Jonge hbo’ers en academici hebben genoeg van tijdelijke contracten. Ze willen een vaste baan en kans op een hypotheek, blijkt uit de jaarlijkse enquête van Elsevier en SEO Economisch Onderzoek.
Auteurs: Ruud Deijkers en Arthur van Leeuwen
Driekwart van de pas afgestudeerde hbo’ers en academici wil een vaste baan. Slecht nieuws voor de meesten van hen: die krijgen ze niet. Waarom eigenlijk niet? En wat kun je doen als je zekerheid wilt? Elsevier vroeg het aan starters die wél een vast contract kregen.
Eén op de vier hoogopgeleiden heeft binnen anderhalf jaar na afstuderen een contract voor onbepaalde tijd. Dat is veel minder dan in 2003, toen nog 62 procent van de jonge hbo’ers en 45 procent van de academici een vaste aanstelling had.
Opmerkelijk is dat starters juist meer dan ooit hechten aan baanzekerheid. Dat blijkt uit het onderzoek Studie & Werk 2015 van Elsevier en SEO Economisch Onderzoek.
Driekwart van de zesduizend ondervraagde hbo’ers en academici vindt een vast contract belangrijk.
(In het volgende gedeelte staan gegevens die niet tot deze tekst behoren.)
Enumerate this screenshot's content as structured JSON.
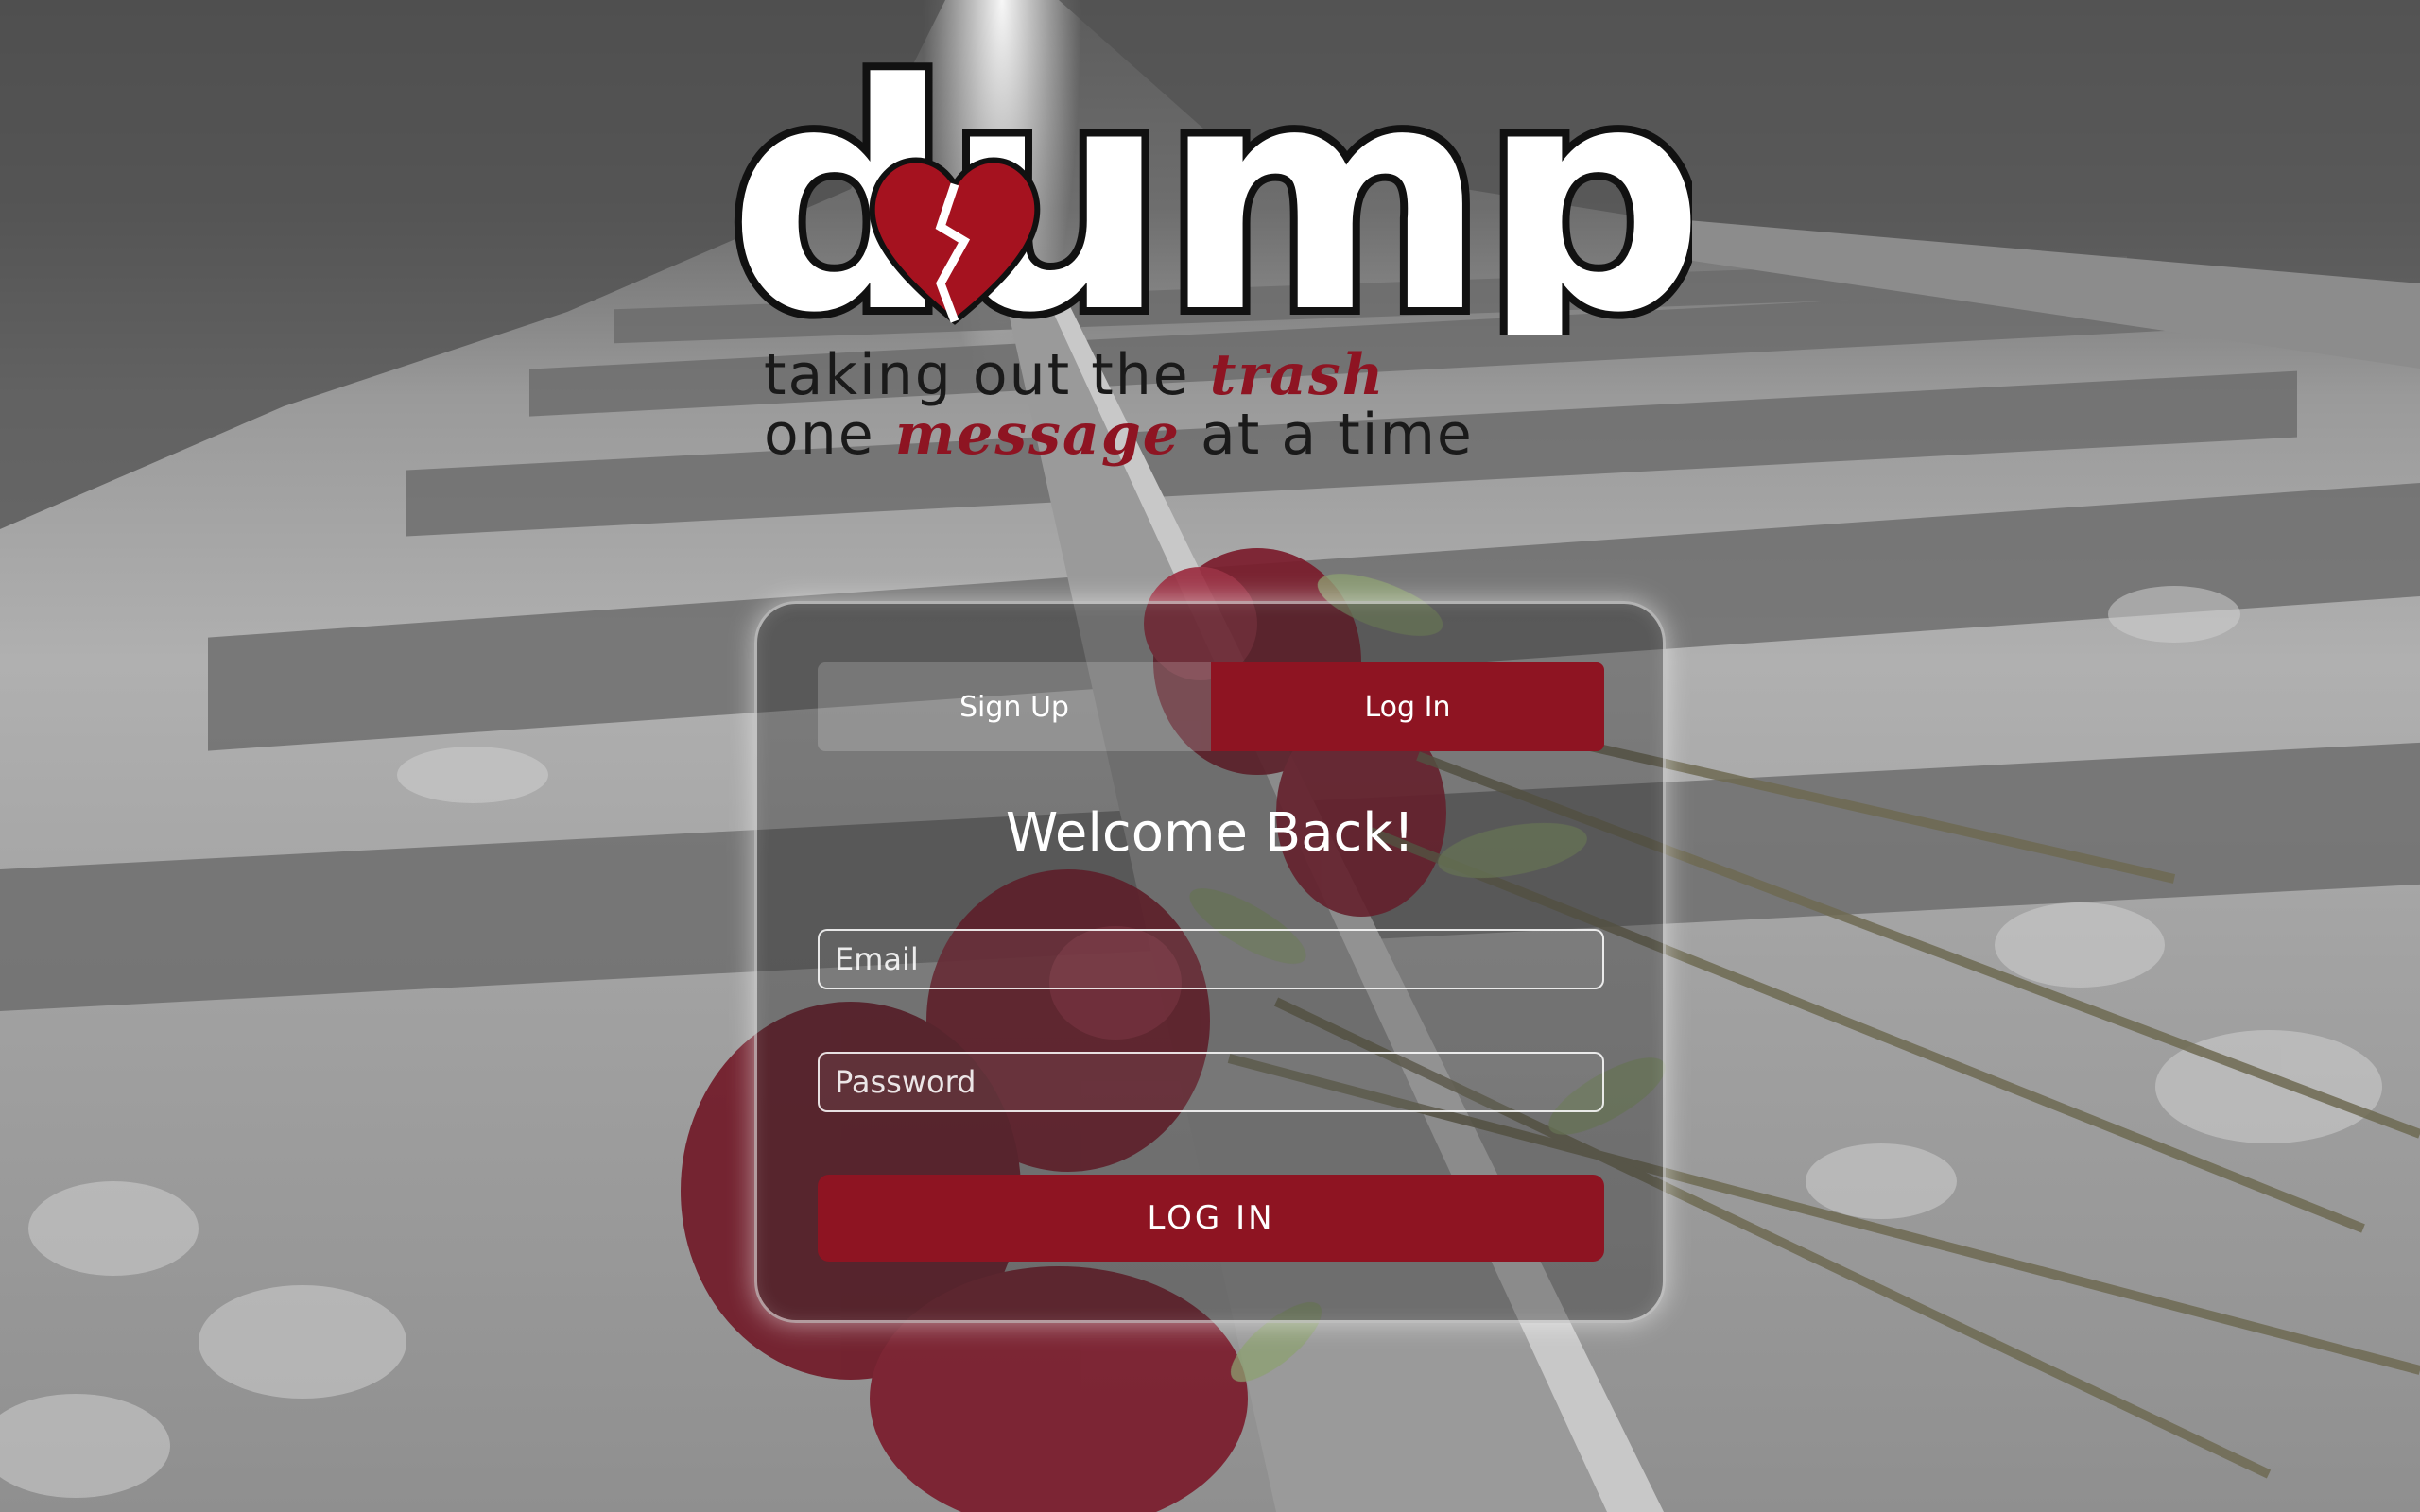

Want, zo zegt bijna de helft van hen, een vast contract beschermt je tegen plotseling ontslag. Even belangrijk: een vast contract is een vereiste om een hypotheek te krijgen.
Ze hebben goed in de gaten dat de huizenmarkt nog altijd is ingericht op mensen met vast werk. Banken geven pas krediet als het vaste contract op tafel ligt. Zelfs verhuurders vragen er vaak naar.
Economen en politici beweren graag dat een vast contract niet meer van deze tijd is, en dat ‘flex’ de maat is. Sterker, jonge honden afkomstig van de hogeschool of universiteit zouden liever bij verschillende werkgevers rondsnuffelen dan dat ze zich binden aan één baas. Dat klinkt wel hip, maar starters denken daar volgens het onderzoek Studie & Werk duidelijk anders over.
Hier tekent zich een lastig dilemma af: starters willen snel zekerheid, werkgevers werken liever met flexibele werknemers, en anders zijn ze in elk geval voorzichtig met het geven van dure, vaste contracten. Om een harde kern van vaste werknemers zit vaak een dikke schil van tijdelijke krachten. Daarin komen ook de meeste hoogopgeleide starters terecht.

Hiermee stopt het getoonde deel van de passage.